Question: Let $G=\operatorname{Aut}(\mathbb Z_4\times\mathbb Z_4)$, $c$ be an element in $G$ such that $c:(a,b)\mapsto(3a,3b)$. Prove that $\langle c\rangle\triangleleft G$, and that $$G/\langle c\rangle\cong S_4\times\mathbb Z_2.$$
My Attempt
Rephrasing the question to matrix form, $G=\rm{GL}(2,\mathbb Z_4)$, the $c$ turns into $\left(\begin{matrix}3&0\\0&3\end{matrix}\right)$. As $c$ is a diagonal matrix, $M\langle c\rangle M^{-1}=\langle c\rangle$ for all $M$. Hence $\langle c\rangle\triangleleft G$.

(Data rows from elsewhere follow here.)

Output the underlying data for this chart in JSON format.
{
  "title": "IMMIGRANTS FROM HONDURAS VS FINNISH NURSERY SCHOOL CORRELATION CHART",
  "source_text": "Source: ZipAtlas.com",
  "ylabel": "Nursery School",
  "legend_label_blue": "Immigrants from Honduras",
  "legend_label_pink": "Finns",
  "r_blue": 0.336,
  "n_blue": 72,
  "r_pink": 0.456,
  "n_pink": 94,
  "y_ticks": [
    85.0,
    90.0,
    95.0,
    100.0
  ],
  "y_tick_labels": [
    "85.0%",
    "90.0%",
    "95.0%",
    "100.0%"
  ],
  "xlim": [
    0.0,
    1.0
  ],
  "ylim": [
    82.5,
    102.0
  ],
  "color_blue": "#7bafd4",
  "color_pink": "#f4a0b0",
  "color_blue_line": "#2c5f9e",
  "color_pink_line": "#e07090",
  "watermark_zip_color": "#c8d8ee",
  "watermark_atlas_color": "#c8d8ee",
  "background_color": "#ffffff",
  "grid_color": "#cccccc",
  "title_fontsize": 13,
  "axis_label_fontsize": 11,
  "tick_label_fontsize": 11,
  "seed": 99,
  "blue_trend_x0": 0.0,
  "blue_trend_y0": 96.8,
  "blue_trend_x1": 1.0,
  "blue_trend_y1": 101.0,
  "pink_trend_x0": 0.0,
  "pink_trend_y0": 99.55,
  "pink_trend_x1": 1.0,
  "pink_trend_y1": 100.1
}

Note that the RHS of the desired isomorphism is a direct product, there must be an element $d$ having order $2$ in $G/\langle c\rangle$ such that it commutes with all elements in the quotient group. One problem I need to overcome is to express the elements in the quotient group. I tried to express them as cosets, but it is hard to tackle. One possible pathway is to find this $d$ and view the quotient group $G/\langle c\rangle/\langle d\rangle$ as a permutation of $4$ elements.